At t=0, the object is at rest. The person hasn't thrown it away yet. I'll give you some of the values from my graph.
time (s) position (m)
0 50
1 53.2
2 52
3 45.5
4 34
5 17.5
6 -4.0

So, if I'm understanding it right. Since it is a 2D motion, it was thrown with some force. I need to find that initial velocity. The mass of the object isn't given, neither is the height of the cliff. So we can't really use equations. The object is the the peak of parabola at t=1. From here on, it's a free fall. The acceleration will be -9.8 m/s^2. What about the acceleration in the duration t=0 and t=1?
Slope of the line t=0
53.5-50/1 [delta d/delta t] In other words, displacement/time
3.5 m/s <--- is that my initial velocity?
will the acceleration up to this point (t=1) be 0 since the velocity remains the same? and from this point onwards the velocity is constantly changing as it is acted upon by g?
 
Oh, I didn't realize you were given a graph without the equation, so really every thing is just going to be an approximaton. For the initial velocity, it won't be zero at t = 0, since that's assumed to be the start of the motion, and it has to have some velocity to start. What you have is one way to get a value for it, but even better would be to draw a tangent line at 0 and see what the slope of that line is.

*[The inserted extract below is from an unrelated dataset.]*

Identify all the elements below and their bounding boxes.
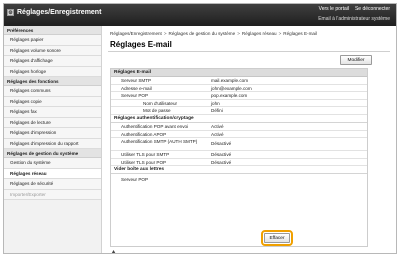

I don't follow your reasoning with the acceleration from t = 0 to 1. Shouldn't the velocity have to change from the initial velocity, in which case it would be nonzero?
 
Perhaps that's why we're only asked to sketch the graphs because it is only an approximation. Also, which would the ideal equation to describe the motion?

I am thinking
S= vt + 1/2 at^2
 
Yes, that would work. Keep in mind though that s really means the change in position, so you'd want to add in the initial position to the right side. Also, make sure v is the initial velocity, and that should be good.